Le Béninois Boris Brice Legba, l’éloquence au service de la science
Le Béninois Boris Brice Legba, l’éloquence au service de la science
Par Audrey Parmentier
L’étudiant d’Abomey-Calavi a remporté le premier concours international d’éloquence organisé par l’Université Paris I et l’Agence universitaire de la Francophonie.
Boris Brice Legba lors du concours d’éloquence organisé par l’université Paris I et l’Agence universitaire de la Francophonie le 28 mai 2018.
« Plutôt la plume de Rousseau que le pavé funeste de Gavroche », s’exclame fièrement Boris Brice Legba avant de marquer une pause. L’étudiant béninois savoure l’impact de ses mots. Coiffé d’une casquette en tartan gris assorti d’un foulard bigarré, M. Legba accompagne son verbe de gestes épiques.
A l’occasion du premier concours international d’éloquence, organisé par l’Université Paris I, le Béninois s’est frotté à l’art de la parole dans lequel il a excellé. Doué d’une gouaille moqueuse, son discours assuré a été récompensé le 28 mai, par le jury dirigé par Georges Haddad, président de l’institution. Boris Brice remporte un séjour culturel et académique à Paris prévu en 2019.

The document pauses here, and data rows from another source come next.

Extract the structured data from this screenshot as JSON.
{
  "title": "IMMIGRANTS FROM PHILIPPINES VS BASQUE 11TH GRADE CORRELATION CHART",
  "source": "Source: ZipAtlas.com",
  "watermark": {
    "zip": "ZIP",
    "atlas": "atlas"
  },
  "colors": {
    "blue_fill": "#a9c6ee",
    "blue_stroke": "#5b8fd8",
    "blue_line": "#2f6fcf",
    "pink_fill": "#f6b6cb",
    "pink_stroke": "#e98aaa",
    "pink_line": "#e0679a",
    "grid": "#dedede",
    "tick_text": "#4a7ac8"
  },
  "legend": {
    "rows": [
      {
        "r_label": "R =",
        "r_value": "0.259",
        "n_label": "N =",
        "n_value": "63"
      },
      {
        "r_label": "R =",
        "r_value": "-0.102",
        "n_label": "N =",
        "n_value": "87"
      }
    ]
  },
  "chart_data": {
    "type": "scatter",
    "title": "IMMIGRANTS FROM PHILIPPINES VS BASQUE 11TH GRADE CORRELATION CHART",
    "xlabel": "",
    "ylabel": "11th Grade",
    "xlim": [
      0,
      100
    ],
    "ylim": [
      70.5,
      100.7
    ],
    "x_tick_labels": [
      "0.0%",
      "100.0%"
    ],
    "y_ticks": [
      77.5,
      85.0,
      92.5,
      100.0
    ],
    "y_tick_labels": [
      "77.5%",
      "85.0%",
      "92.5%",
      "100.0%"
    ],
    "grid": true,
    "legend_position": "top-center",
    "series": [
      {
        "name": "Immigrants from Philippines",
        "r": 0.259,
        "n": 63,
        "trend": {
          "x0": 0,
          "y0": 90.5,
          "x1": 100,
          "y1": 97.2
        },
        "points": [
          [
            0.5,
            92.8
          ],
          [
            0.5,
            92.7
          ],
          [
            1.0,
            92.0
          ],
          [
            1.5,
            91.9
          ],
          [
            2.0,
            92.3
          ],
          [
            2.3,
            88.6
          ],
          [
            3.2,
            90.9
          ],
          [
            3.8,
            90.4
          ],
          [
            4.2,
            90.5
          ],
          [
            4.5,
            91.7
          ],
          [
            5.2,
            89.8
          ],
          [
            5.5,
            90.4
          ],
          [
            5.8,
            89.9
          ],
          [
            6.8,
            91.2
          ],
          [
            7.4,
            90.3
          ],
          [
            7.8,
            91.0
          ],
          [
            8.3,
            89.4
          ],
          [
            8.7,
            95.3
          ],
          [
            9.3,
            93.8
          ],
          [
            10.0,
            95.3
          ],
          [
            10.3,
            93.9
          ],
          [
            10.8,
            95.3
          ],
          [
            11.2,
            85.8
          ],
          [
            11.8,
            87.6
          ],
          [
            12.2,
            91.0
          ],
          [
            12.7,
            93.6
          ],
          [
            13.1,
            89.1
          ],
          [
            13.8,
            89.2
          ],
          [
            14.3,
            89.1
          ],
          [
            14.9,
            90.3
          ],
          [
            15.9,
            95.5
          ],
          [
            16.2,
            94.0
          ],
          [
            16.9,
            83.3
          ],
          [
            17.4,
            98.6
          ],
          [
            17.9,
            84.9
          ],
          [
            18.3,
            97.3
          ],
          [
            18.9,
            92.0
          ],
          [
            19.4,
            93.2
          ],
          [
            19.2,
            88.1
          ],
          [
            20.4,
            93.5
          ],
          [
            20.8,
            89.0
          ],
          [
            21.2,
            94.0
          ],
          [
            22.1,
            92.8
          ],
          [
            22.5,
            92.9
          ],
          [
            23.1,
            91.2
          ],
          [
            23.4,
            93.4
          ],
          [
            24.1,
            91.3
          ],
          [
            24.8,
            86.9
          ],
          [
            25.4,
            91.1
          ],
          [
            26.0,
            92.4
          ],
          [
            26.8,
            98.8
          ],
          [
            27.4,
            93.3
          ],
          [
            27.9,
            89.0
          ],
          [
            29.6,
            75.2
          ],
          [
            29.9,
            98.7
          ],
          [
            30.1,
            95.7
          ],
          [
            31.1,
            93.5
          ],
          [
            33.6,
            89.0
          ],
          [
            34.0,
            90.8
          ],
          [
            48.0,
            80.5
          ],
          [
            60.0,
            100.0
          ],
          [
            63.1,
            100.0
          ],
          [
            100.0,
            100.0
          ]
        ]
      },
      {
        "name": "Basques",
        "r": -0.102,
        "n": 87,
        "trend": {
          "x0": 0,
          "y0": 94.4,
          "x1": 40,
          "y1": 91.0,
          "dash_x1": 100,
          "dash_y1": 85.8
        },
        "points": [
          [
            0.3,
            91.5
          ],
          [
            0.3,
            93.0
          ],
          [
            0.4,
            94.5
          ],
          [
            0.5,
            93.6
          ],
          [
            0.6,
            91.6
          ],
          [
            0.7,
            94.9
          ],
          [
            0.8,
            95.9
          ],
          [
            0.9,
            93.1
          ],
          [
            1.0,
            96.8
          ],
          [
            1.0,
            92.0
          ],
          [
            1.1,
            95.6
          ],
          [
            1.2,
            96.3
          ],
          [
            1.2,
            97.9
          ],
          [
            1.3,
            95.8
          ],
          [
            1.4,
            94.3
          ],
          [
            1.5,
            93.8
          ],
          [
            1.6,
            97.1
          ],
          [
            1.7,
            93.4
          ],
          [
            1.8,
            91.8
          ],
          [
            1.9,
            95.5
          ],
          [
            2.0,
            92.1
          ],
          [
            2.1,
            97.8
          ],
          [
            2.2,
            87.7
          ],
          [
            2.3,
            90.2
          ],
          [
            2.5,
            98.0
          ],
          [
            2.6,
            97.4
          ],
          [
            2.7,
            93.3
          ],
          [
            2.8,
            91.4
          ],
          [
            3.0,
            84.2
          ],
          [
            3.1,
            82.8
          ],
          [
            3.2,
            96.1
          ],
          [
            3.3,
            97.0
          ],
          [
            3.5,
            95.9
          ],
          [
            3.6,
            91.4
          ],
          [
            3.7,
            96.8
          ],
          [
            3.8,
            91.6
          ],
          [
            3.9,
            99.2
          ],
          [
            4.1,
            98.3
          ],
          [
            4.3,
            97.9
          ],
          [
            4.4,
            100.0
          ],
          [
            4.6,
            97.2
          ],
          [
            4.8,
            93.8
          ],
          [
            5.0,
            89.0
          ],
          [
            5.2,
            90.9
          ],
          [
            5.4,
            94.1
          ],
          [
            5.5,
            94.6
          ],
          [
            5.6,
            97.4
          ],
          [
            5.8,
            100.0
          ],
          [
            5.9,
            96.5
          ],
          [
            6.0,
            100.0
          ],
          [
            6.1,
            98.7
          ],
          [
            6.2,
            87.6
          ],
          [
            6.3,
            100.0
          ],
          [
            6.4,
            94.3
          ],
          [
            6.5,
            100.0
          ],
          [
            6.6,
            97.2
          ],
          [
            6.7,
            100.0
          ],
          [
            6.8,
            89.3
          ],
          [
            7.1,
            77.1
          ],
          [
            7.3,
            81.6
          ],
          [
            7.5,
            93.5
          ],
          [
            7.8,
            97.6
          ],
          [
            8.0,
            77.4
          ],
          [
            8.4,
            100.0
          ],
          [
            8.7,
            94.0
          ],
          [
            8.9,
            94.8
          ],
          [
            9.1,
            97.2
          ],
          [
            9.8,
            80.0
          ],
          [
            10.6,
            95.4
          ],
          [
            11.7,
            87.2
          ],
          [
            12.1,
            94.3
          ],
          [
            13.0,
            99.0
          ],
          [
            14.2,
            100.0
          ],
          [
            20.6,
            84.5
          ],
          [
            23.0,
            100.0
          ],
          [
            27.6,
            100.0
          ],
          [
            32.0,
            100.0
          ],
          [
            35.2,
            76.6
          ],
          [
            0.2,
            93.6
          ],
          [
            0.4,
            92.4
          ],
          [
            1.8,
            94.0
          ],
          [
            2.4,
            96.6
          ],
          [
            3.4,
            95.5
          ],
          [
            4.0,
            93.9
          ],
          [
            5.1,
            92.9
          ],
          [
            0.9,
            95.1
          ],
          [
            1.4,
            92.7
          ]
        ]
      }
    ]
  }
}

Doctorant en biochimie, microbiologie et pharmacologie, le jeune homme étudie à l’université d’Abomey-Calavi, près de Cotonou, au Bénin. C’est la première fois qu’il participe à un concours d’éloquence. Au total, 32 candidats, dont 16 étudiants africains, se sont affrontés lors de ces joutes oratoires. Cette année, l’Agence universitaire de la Francophonie (AUF) s’est associée à l’événement, mettant le continent africain à l’honneur. Parmi les huit finalistes, trois candidats étaient africains.
Le jeune homme tire au sort le sujet intitulé « La plume plutôt que le pavé ». L’objectif de la joute ? Défendre la version affirmative face à un concurrent chargé de la variante négative. Naviguant de la Révolution française à l’insurrection républicaine de juillet 1832, le Béninois nourrit son propos de références historiques. « Voltaire et Rousseau ont crayonné la Révolution par leurs plumes avant-gardistes qui préfiguraient le soulèvement populaire », clame M. Legba. A coups de métaphores et de tournures bien senties, Boris Brice loue le pouvoir de la plume « plus tranchante que l’épée ».
Son adversaire prend le relais. « La plume vous fait frissonner, mais le pavé vous fait clairement bouger », défend Romane Brière-Rome, étudiante en science politique et en philosophie à l’Université Paris I Panthéon-Sorbonne. Le style est moins exalté, mais les répliques ciselées de la jeune femme répondent à celles de son adversaire. Si « les écrits restent » pour l’un, « un pavé vaut mieux que des phrases » pour l’autre.
« Convaincre avec art »
Quand l’orateur quitte l’estrade, son discours soutenu résonne encore sur scène. Pour Boris Brice, « la parole constitue une dimension clé de notre personnalité ». Alors il la soigne, tirant sa culture des ouvrages qu’ils dévorent. Et les récompenses ne se font pas attendre. En 2017, le jeune homme a remporté le prix de la meilleure communication africaine du concours international de vulgarisation scientifique Imagine Pangea.
« Je me suis toujours dit que le plus important n’est pas de parler, mais de le faire avec art, et surtout pour convaincre », affirme Boris Brice Legba. Voilà ce que le Béninois apprend lors des cours de sciences naturelles qu’il dispense dans un lycée depuis cinq ans, en parallèle de ses recherches scientifiques.
Biberonné aux thèses d’Albert Einstein et de Charles Darwin, la science est devenue sa cause, et l’éloquence, un moyen de la diffuser. Mais tous les supports sont bons. Auteur d’un blog utilisé comme cahier de recherche, il dévoile ses travaux scientifiques aux lecteurs. En 2016, l’étudiant fonde l’association 229 Jeunes scientifiques qui vise à « mettre la recherche scientifique au service du développement du Bénin ». A travers cette initiative, il met l’accent sur l’innovation afin de renforcer, gratuitement, les capacités des jeunes chercheurs béninois. Le jeune homme aime créer des connexions. Comme entre le Bénin et la France où il partira si ses projets l’imposent.
Sur le terrain de sa vie privée, il est plus avare. Notamment sur sa famille. Sa fiancée, qui l’a aidé dans la préparation du concours, est fière de lui. Il n’en dira pas plus. Pour une fois, les mots lui manquent.